On Linux only, async I/O is effective only in combination with direct I/O, which is not enabled by default until InterSystems IRIS 2020.3.  This accounts for a large number of cases where integrity check takes too long on Linux.  Fortunately, it can be enabled on Cache 2018.1, IRIS 2019.1 and later, by setting wduseasyncio=1 in the [config] section of the .cpf file and restarting.  This parameter is recommended in general for I/O scalability on busy systems and is the default on non-Linux platforms since Caché 2015.2.  Before enabling it, make sure that you’ve configured sufficient memory for database cache (global buffers) because with Direct I/O, the databases will no longer be (redundantly) cached by Linux.  When not enabled, reads done by integrity check complete synchronously and it cannot utilize the storage efficiently. 

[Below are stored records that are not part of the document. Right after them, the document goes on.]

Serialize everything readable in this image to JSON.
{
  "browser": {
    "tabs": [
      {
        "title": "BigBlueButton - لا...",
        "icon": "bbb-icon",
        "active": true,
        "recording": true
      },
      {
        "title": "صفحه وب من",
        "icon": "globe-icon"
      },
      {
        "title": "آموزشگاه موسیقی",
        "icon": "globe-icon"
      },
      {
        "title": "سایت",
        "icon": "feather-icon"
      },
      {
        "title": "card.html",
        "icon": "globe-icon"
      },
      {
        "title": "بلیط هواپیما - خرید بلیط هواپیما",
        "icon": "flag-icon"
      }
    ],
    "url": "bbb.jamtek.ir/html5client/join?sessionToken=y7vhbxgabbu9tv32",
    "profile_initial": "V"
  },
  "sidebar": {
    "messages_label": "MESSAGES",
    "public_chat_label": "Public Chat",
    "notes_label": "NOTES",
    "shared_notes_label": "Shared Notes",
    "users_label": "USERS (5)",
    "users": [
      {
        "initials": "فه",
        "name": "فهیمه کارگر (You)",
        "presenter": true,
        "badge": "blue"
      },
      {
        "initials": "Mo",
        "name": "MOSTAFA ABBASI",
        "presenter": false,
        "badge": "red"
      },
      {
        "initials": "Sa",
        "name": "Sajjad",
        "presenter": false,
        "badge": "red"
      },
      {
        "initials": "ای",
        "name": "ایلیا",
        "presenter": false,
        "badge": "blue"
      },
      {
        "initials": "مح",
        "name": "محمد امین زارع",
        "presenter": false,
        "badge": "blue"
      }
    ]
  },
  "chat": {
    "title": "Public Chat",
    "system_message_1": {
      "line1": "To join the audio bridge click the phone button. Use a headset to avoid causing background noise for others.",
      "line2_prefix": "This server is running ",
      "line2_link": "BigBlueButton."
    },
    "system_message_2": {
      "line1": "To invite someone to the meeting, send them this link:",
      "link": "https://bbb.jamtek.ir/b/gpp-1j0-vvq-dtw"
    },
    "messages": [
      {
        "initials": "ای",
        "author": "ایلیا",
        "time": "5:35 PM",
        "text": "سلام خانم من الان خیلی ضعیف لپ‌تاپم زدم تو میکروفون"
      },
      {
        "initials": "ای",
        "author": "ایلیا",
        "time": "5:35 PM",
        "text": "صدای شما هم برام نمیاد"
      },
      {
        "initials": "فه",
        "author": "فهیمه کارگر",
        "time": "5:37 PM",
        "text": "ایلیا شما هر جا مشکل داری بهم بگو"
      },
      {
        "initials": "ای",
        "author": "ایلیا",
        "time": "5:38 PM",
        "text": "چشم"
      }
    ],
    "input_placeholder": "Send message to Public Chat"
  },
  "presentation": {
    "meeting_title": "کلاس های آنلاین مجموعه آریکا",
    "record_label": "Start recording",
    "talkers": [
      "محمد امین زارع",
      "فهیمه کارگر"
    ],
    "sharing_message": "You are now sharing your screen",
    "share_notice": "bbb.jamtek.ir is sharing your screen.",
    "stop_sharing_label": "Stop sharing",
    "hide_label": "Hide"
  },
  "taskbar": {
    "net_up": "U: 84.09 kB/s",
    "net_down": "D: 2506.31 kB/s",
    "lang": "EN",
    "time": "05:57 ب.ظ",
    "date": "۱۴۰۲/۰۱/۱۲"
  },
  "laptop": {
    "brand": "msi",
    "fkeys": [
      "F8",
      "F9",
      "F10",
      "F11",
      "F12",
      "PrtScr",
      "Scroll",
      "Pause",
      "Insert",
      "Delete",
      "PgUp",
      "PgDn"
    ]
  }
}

On all platforms, the number of reads that an integrity check process will put in flight at one time is set to 8 by default.  If you must alter the rate at which a single integrity check process reads from disk this parameter can be tuned – up to get a single process to complete faster, down to use less storage bandwidth.  Bear in mind that:

  • This parameter applies to each integrity check process.  When multiple processes are used, the number of processes multiplies this number of in-flight reads  Changing the number of parallel integrity check processes has a much larger impact and therefore is usually the first thing to do.  Each process is also limited by computational time (among other things) so there increasing the value of this parameter is limited in its benefit.
  • This only works within the storage subsystem’s capacity to process concurrent reads. Higher values have no benefit if databases are stored on a single local drive, whereas a storage array with striping across dozens of drives can process dozens of reads concurrently.

To adjust this parameter from the %SYS namespace, do SetAsyncReadBuffers^Integrity(value). To see the current value, write $$GetAsyncReadBuffers^Integrity(). The change takes effect when the next global is checked.  The setting currently does not persist through a restart of the system, though it can be added to SYSTEM^%ZSTART.

There is a similar parameter to control the maximum size of each read when blocks are contiguous on disk (or nearly so).  This parameter is less often needed, though systems with high storage latency or databases with larger block sizes could possibly benefit from fine tuning.  The value has units of 64KB, so a value of 1 is 64KB, 4 is 256KB, etc.  0 (the default) lets the system to select and it currently selects 1 (64KB).  The ^Integrity function for this parameter, parallel to those mentioned above, are SetAsyncReadBufferSize and GetAsyncReadBufferSize.

Isolating Integrity Check

Many sites run regular integrity checks directly on the production system. This is certainly the simplest to configure, but it’s not ideal.  In addition to concerns about integrity check’s impact on storage bandwidth, concurrent database update activity can sometimes lead to false positive errors (despite mitigations built into the checking algorithm).  As a result, errors reported from an integrity check run on production need to be evaluated and/or rechecked by an administrator.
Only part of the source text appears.